In an effort to stave off financial problems, EMS firms are consolidating. Some are going public and directly contracting with large, provider-driven managed care organizations to increase business.
· Managed care
It has forced providers to forge new partnerships by trimming payments and demanding justification in medical necessity, Neely says. As an alternative, ambulance providers are finding new financial incentives in forming alliances with hospitals, physicians, and managed care organizations.
As envisioned, the process would involve using a central telephone triage nurse or physician who would direct the ambulance driver to an appropriate destination based on information supplied at the time of pick-up.

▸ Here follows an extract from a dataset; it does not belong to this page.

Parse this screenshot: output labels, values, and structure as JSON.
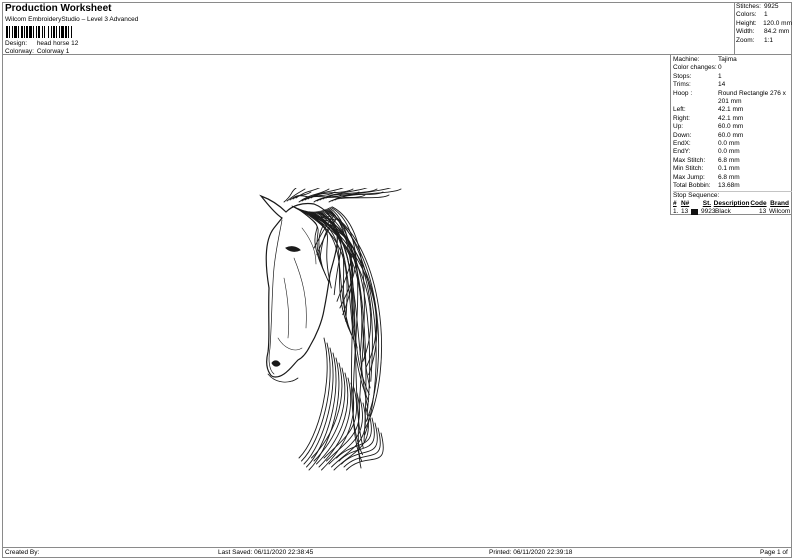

The system would largely function in the same way as paramedics who transport critically ill or injured patients after accidents.
But these cases would involve a wider choice of clinical options and would require a much broader set of clinical information needed by the telephone triage individual, according to Callaham. "That's where the system has failed. We just don't have enough sophisticated knowledge to supply to individuals in the form of set, reliable algorithms," Callaham says. "How do we justify the triage nurse's decisions? Do we wing it?"

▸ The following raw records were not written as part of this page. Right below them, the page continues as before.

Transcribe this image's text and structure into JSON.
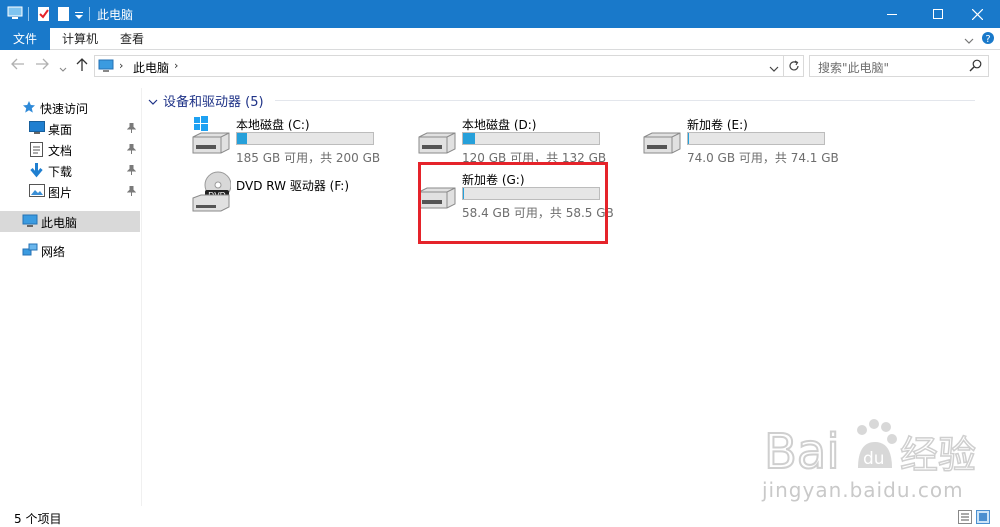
{
  "window": {
    "title": "此电脑",
    "accent": "#1979ca"
  },
  "ribbon": {
    "tabs": [
      "文件",
      "计算机",
      "查看"
    ]
  },
  "address": {
    "path": "此电脑",
    "search_placeholder": "搜索\"此电脑\""
  },
  "sidebar": {
    "items": [
      {
        "label": "快速访问",
        "icon": "star-icon"
      },
      {
        "label": "桌面",
        "icon": "desktop-icon",
        "pinned": true
      },
      {
        "label": "文档",
        "icon": "documents-icon",
        "pinned": true
      },
      {
        "label": "下载",
        "icon": "download-icon",
        "pinned": true
      },
      {
        "label": "图片",
        "icon": "pictures-icon",
        "pinned": true
      },
      {
        "label": "此电脑",
        "icon": "computer-icon",
        "selected": true
      },
      {
        "label": "网络",
        "icon": "network-icon"
      }
    ]
  },
  "group": {
    "title": "设备和驱动器 (5)"
  },
  "drives": [
    {
      "name": "本地磁盘 (C:)",
      "size": "185 GB 可用，共 200 GB",
      "used_fraction": 0.075,
      "icon": "windows-drive-icon"
    },
    {
      "name": "本地磁盘 (D:)",
      "size": "120 GB 可用，共 132 GB",
      "used_fraction": 0.09,
      "icon": "hard-drive-icon"
    },
    {
      "name": "新加卷 (E:)",
      "size": "74.0 GB 可用，共 74.1 GB",
      "used_fraction": 0.001,
      "icon": "hard-drive-icon"
    },
    {
      "name": "DVD RW 驱动器 (F:)",
      "size": "",
      "icon": "dvd-drive-icon"
    },
    {
      "name": "新加卷 (G:)",
      "size": "58.4 GB 可用，共 58.5 GB",
      "used_fraction": 0.001,
      "icon": "hard-drive-icon",
      "highlighted": true
    }
  ],
  "status": {
    "text": "5 个项目"
  },
  "watermark": {
    "site": "jingyan.baidu.com"
  }
}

Efforts to launch integrated plans have failed
Recent efforts to create just such an integrated arrangement collapsed in California. California Emergency Physicians Medical Group in Oakland failed to create its own integrated pre-hospital triage and transportation system.
Talks broke down when participants couldn't reach agreement on details of the plan. However, at least one observer indicated the plans failed due to a lack of assurances that the system could in fact work and demonstrate why. "Again, there wasn't enough data to support any of the expected claims for effectiveness in these endeavors," Callaham surmises.
Meanwhile, Kaiser Permanente Medical Foundation in Oakland has been developing a standardized contract for all EMS and non-EMS patient transportation. The contract would essentially be risk-based on a shared capitated model with the provider, which would force the ambulance companies to share in the financial risk of rendering patient services, Neely says.
The Kaiser plan has yet to prove its efficiencies. But it comes closest of any efforts presently underway to integrate pre-hospital EMS with hospital or physician-based levels of care, Neely adds.
In a study published last year, Neely and co-authors predicted an expanding role for EMS from what is now a single-option resource for patients to a multi-option model based on the use of carefully designed clinical pathways to guide patients from point to point within several alternatives for medical care.1
But the authors admit that any such system would have to meet regulatory approval. And, according to Callaham, most cities and counties, including fire department governmental districts, "lack a research-based tradition" to enable them to justify such dramatic restructuring of the system.
But what keeps providers interested in the scheme? The opportunity to better manage patient outcomes while streamlining the acute care system offers considerable incentives, according to Callaham. "With a system like this, we could eliminate more than half of all unnecessary EMS calls. That's incentive enough," Callaham says.
Reference
1. Neely KW, Drake MER, Moorhead JC, et al. Multiple options and unique pathways: A new direction for EMS? Ann Emerg Med 1997;30:797-799.